Still, its objections to the language suggested worry on the part of the Islamic republic that the emphasis on compliance in the agenda text could be used against it in later substantive discussions.

A diplomat following the nuclear conference said Iran's opposition to the text reflected its concern about being pressured on its enrichment program. He said Iran's assertiveness also could suggest that it was seeing signs of compromise from the West on its refusal to freeze enrichment totally.

Comments by Iranian chief delegate Ali Ashgar Soltanieh on Tuesday appeared to support the view that Tehran was seeking to blunt any attempts to be targeted through the contentious phrasing. Soltanieh told The Associated Press his country was ready to drop its objections if the statement on compliance was expanded to specify that it also applied to disarmament by nations with nuclear weapons.

Non-Iranian delegates to the conference told the AP that most nations attending were prepared to accept an attachment to the agenda adding that stipulation. France — one of the five nuclear weapons states that has ratified the Nuclear Nonproliferation Treaty — was reluctant, however, said one of the delegates.

While the weapons states lean toward using the treaty as a way to prevent non-weapons states from acquiring nuclear arms, nonaligned and some European nations want to see more emphasis on disarmament by the United States and other countries possessing such weapons.

Cuba, which holds the influential chairmanship of the nonaligned group at the meeting, was prepared to back any Iranian demand that the agenda be reworded, said one of the diplomats. Another said Syria and Venezuela — like Cuba, at odds with the United States — were also backing Tehran.

Any rewording of the agenda itself would likely be opposed by the United States and its allies, opening a new ideological fissure at the meeting and miring it even deeper in procedural wrangling.

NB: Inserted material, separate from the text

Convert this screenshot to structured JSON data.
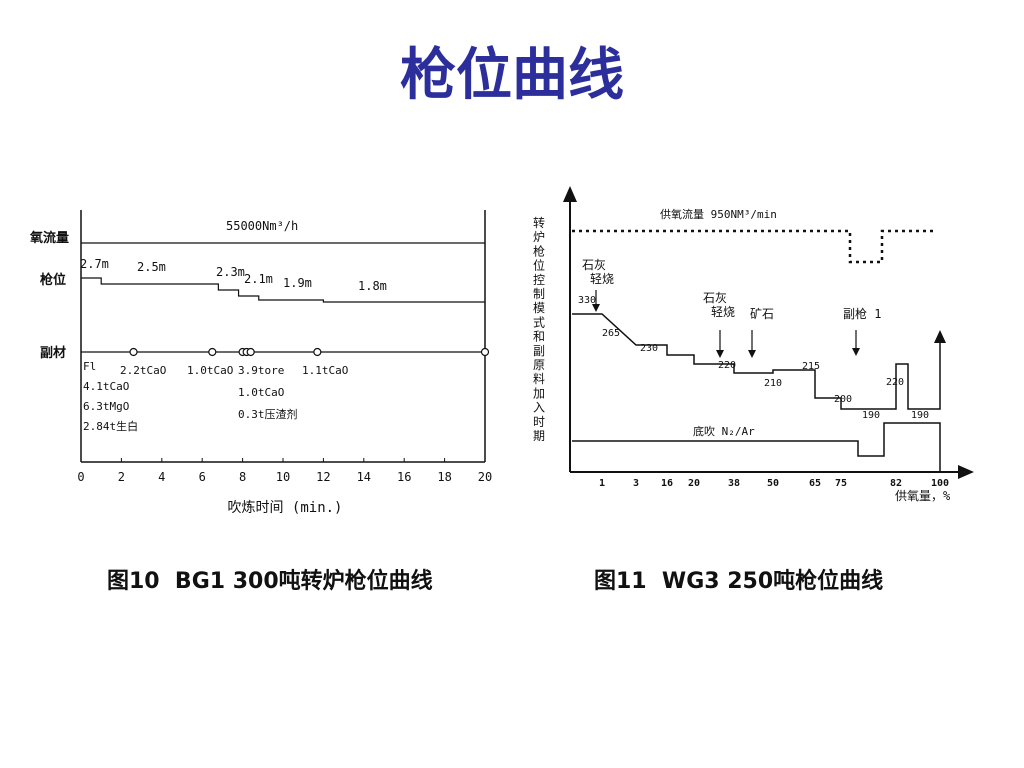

Several of the diplomats said much depended on whether U.S. Secretary of State Condoleezza Rice met with her Iranian counterpart at Sharm El-Sheikh, Egypt, and if so, on the tone and substance of their conversation. The two are attending an Iraq conference at the resort town.

Amano had postponed a planned Thursday morning session to allow time for more consultations on how to overcome the deadlock of the language.

The Nuclear Nonproliferation Treaty calls on nations to pledge not to pursue nuclear weapons in exchange for a commitment by five nuclear powers — the United States, Russia, Britain, France and China — to move toward nuclear disarmament. India and Pakistan, known nuclear weapons states, remain outside the treaty, as does Israel, which is considered to have such arms but has not acknowledged it.

Officials from some 130 of the treaty's 189 signatory countries are attending the conference, excluding North Korea.